Econintersect: Every day our editors collect the most interesting things they find from around the internet and present a summary “reading list” which will include very brief summaries of why each item has gotten our attention. Suggestions from readers for “reading list” items are gratefully reviewed, although sometimes space limits the number included.
- Friday’s Forex Facts (Barry Norman, FX Empire) Nice consolidated end-0f-week review. See also the weekly wrap from Investing.com at GEI Investing.

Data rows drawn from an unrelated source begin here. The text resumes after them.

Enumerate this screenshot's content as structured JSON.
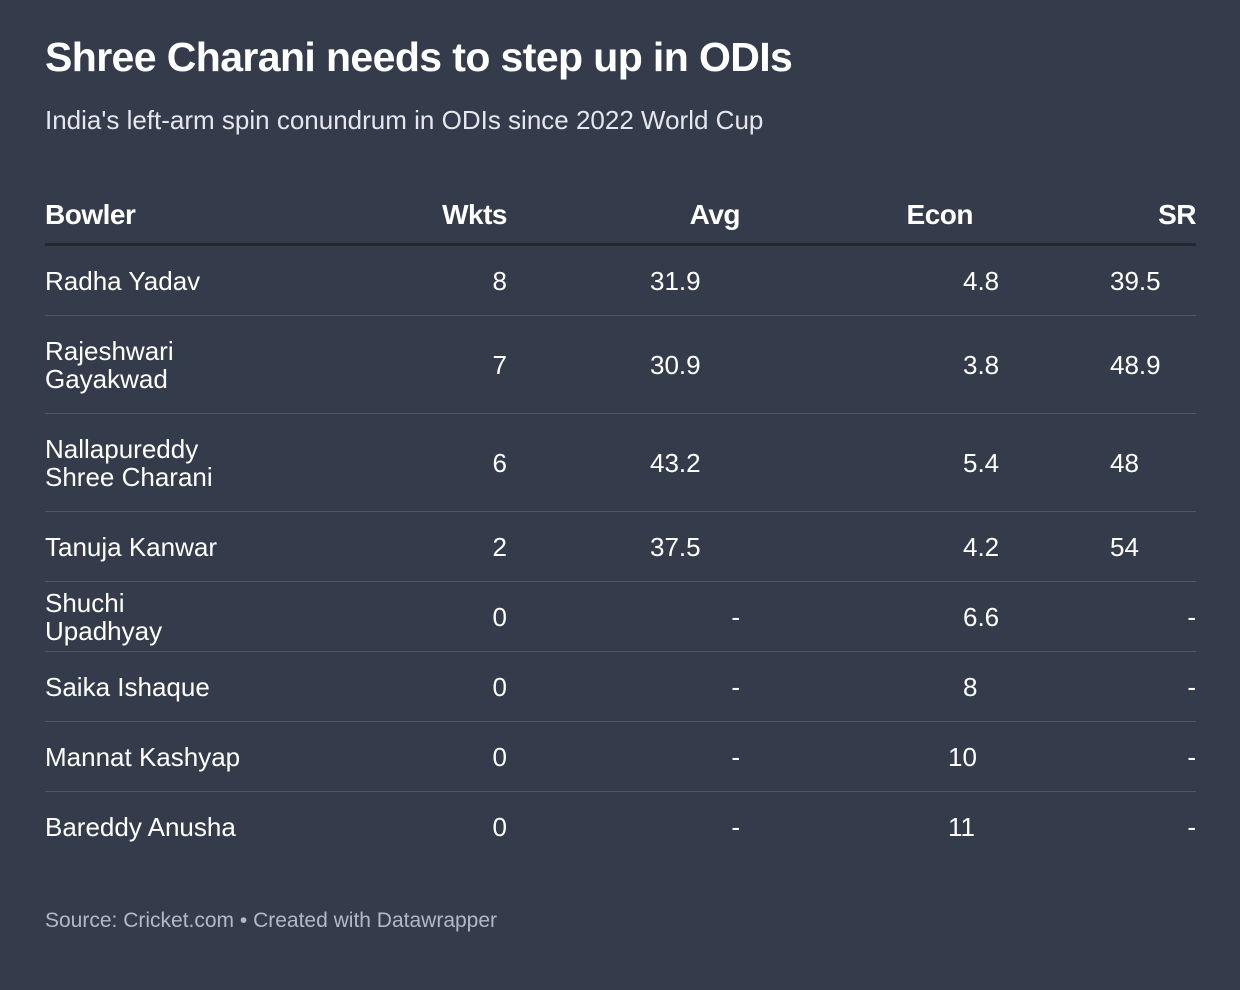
{
  "header": {
    "title": "Shree Charani needs to step up in ODIs",
    "subtitle": "India's left-arm spin conundrum in ODIs since 2022 World Cup"
  },
  "chart_data": {
    "type": "table",
    "columns": [
      "Bowler",
      "Wkts",
      "Avg",
      "Econ",
      "SR"
    ],
    "rows": [
      {
        "bowler": "Radha Yadav",
        "wkts": "8",
        "avg": "31.9",
        "econ": "4.8",
        "sr": "39.5"
      },
      {
        "bowler": "Rajeshwari Gayakwad",
        "wkts": "7",
        "avg": "30.9",
        "econ": "3.8",
        "sr": "48.9"
      },
      {
        "bowler": "Nallapureddy Shree Charani",
        "wkts": "6",
        "avg": "43.2",
        "econ": "5.4",
        "sr": "48"
      },
      {
        "bowler": "Tanuja Kanwar",
        "wkts": "2",
        "avg": "37.5",
        "econ": "4.2",
        "sr": "54"
      },
      {
        "bowler": "Shuchi Upadhyay",
        "wkts": "0",
        "avg": "-",
        "econ": "6.6",
        "sr": "-"
      },
      {
        "bowler": "Saika Ishaque",
        "wkts": "0",
        "avg": "-",
        "econ": "8",
        "sr": "-"
      },
      {
        "bowler": "Mannat Kashyap",
        "wkts": "0",
        "avg": "-",
        "econ": "10",
        "sr": "-"
      },
      {
        "bowler": "Bareddy Anusha",
        "wkts": "0",
        "avg": "-",
        "econ": "11",
        "sr": "-"
      }
    ]
  },
  "footer": {
    "text": "Source: Cricket.com • Created with Datawrapper"
  },
  "colors": {
    "background": "#343c4c",
    "text": "#ffffff",
    "header_rule": "#24292f",
    "row_rule": "#4d5566",
    "footer_text": "#b3b9c4"
  }
}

- Jeb Bush Cheat Sheet: 6 Questions About His Presidential Candidacy (Anthea Mitchell, Wall Street Cheat Sheet) The six questions discussed:
- Is he even running?
- What’s his stance on immigration?
- What about his common core opinion?
- What’s his opinion on Obamacare?
- What has hia role in politics been in the past?
- Another Bush?
- Reading “Capital”: Part 4, Conclusion, and recap (R.A., The Economist) Interesting review of Capital in the Twenty-First Century by Thomas Piketty. You can see the previous three parts of the series here.

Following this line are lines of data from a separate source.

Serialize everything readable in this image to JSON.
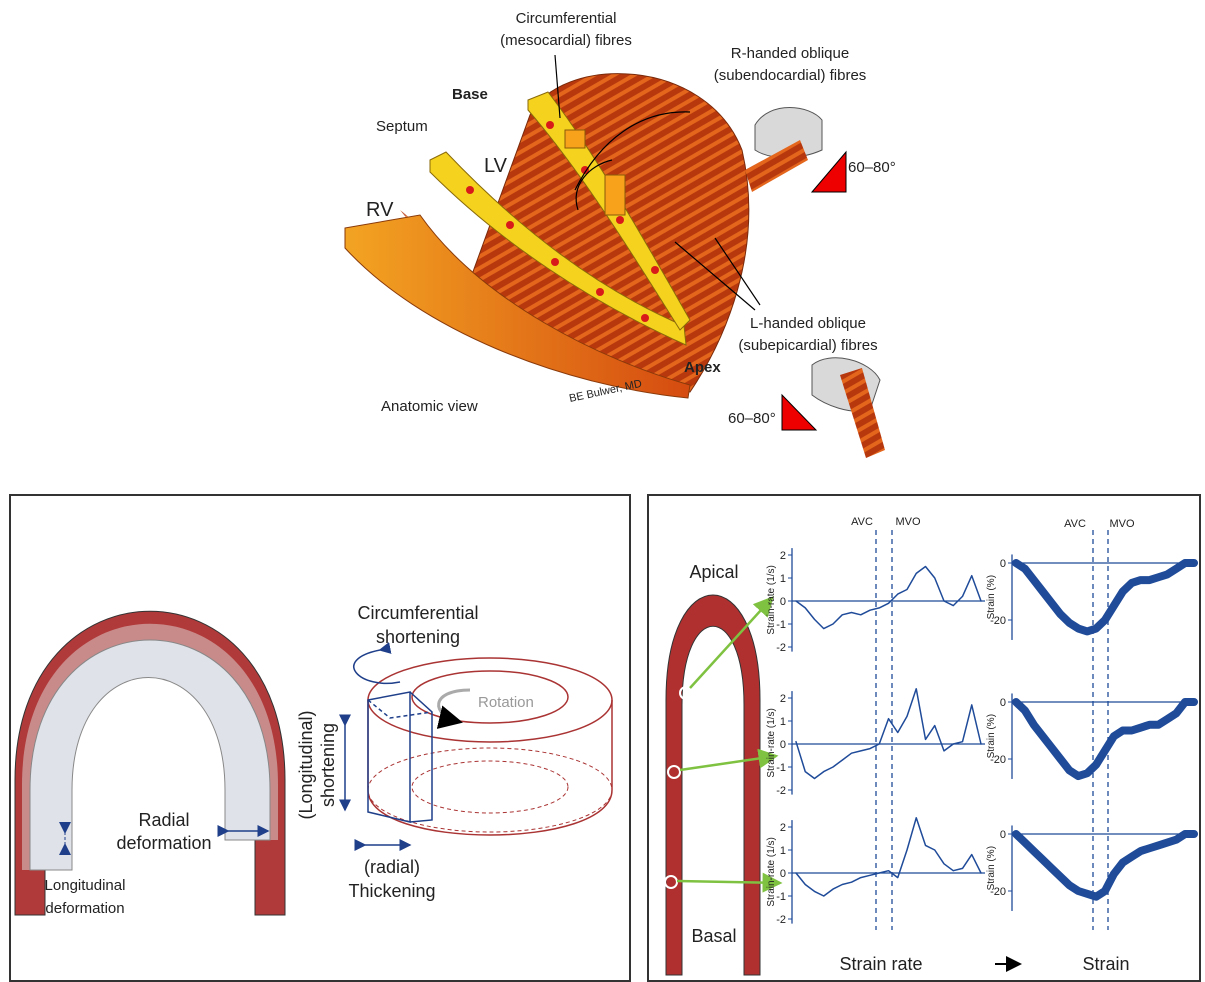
{
  "anatomy": {
    "circumferential": [
      "Circumferential",
      "(mesocardial) fibres"
    ],
    "r_handed": [
      "R-handed oblique",
      "(subendocardial) fibres"
    ],
    "l_handed": [
      "L-handed oblique",
      "(subepicardial) fibres"
    ],
    "base": "Base",
    "septum": "Septum",
    "lv": "LV",
    "rv": "RV",
    "apex": "Apex",
    "angle": "60–80°",
    "view": "Anatomic view",
    "credit": "BE Bulwer, MD"
  },
  "deformation": {
    "circumferential": [
      "Circumferential",
      "shortening"
    ],
    "rotation": "Rotation",
    "longitudinal_shortening": [
      "(Longitudinal)",
      "shortening"
    ],
    "radial": [
      "Radial",
      "deformation"
    ],
    "longitudinal": [
      "Longitudinal",
      "deformation"
    ],
    "thickening": [
      "(radial)",
      "Thickening"
    ]
  },
  "strain": {
    "apical": "Apical",
    "basal": "Basal",
    "avc": "AVC",
    "mvo": "MVO",
    "rate_axis": "Strain-rate (1/s)",
    "strain_axis": "Strain (%)",
    "rate_label": "Strain rate",
    "strain_label": "Strain",
    "rate_ylim": [
      -2.2,
      2.3
    ],
    "rate_yticks": [
      2,
      1,
      0,
      -1,
      -2
    ],
    "strain_ylim": [
      -27,
      3
    ],
    "strain_yticks": [
      0,
      -20
    ],
    "panels": [
      {
        "rate": [
          0,
          -0.3,
          -0.8,
          -1.2,
          -1.0,
          -0.6,
          -0.5,
          -0.6,
          -0.4,
          -0.3,
          -0.1,
          0.3,
          0.5,
          1.2,
          1.5,
          1.0,
          0,
          -0.2,
          0.2,
          1.1,
          0
        ],
        "strain": [
          0,
          -2,
          -6,
          -10,
          -14,
          -18,
          -21,
          -23,
          -24,
          -23,
          -20,
          -15,
          -10,
          -7,
          -6,
          -6,
          -5,
          -4,
          -2,
          0,
          0
        ]
      },
      {
        "rate": [
          0.1,
          -1.2,
          -1.5,
          -1.2,
          -1.0,
          -0.7,
          -0.4,
          -0.3,
          -0.2,
          0,
          1.1,
          0.5,
          1.2,
          2.4,
          0.2,
          0.8,
          -0.3,
          0,
          0.1,
          1.7,
          0
        ],
        "strain": [
          0,
          -3,
          -8,
          -12,
          -16,
          -20,
          -24,
          -26,
          -25,
          -22,
          -17,
          -12,
          -10,
          -10,
          -9,
          -8,
          -8,
          -6,
          -4,
          0,
          0
        ]
      },
      {
        "rate": [
          0,
          -0.5,
          -0.8,
          -1.0,
          -0.7,
          -0.5,
          -0.4,
          -0.2,
          -0.1,
          0,
          0.1,
          -0.2,
          1.0,
          2.4,
          1.2,
          1.0,
          0.4,
          0.1,
          0.2,
          0.8,
          0
        ],
        "strain": [
          0,
          -3,
          -6,
          -9,
          -12,
          -15,
          -18,
          -20,
          -21,
          -22,
          -20,
          -14,
          -10,
          -8,
          -6,
          -5,
          -4,
          -3,
          -2,
          0,
          0
        ]
      }
    ]
  }
}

- Politics is about to destroy the internet (Niley Patel, Vox) New rules are about to be introduced that are actually against the law.
The internet as we know it in America is about to fundamentally change, and it’s because our politics are too broken to stop it.
On Wednesday, the Wall Street Journal reported that the Federal Communications Commission is about to issue new rules for internet service providers that will allow them to create “fast lanes” of service that will allow companies like Netflix and Amazon to deliver their content faster than competitors. That’s a first for American internet policy, and it’s strictly against the rules in other countries, particularly in Europe.
Allowing big companies to pay for prioritized access to consumers flies in the face of the internet’s egalitarian ideals, which allow anyone or any company free access to a vibrant market free of tolls or restrictions – allow service providers like Comcast and AT&T to start creating artificial barriers to entry, and you make it harder for the next generation of college kids to start the next Facebook or Google. As a whole, the various rules that protect these ideals are generally called net neutrality – they’re the rules that say your service provider has to treat all internet traffic equally, and shouldn’t be allowed to block, degrade, or enhance access to certain websites or services.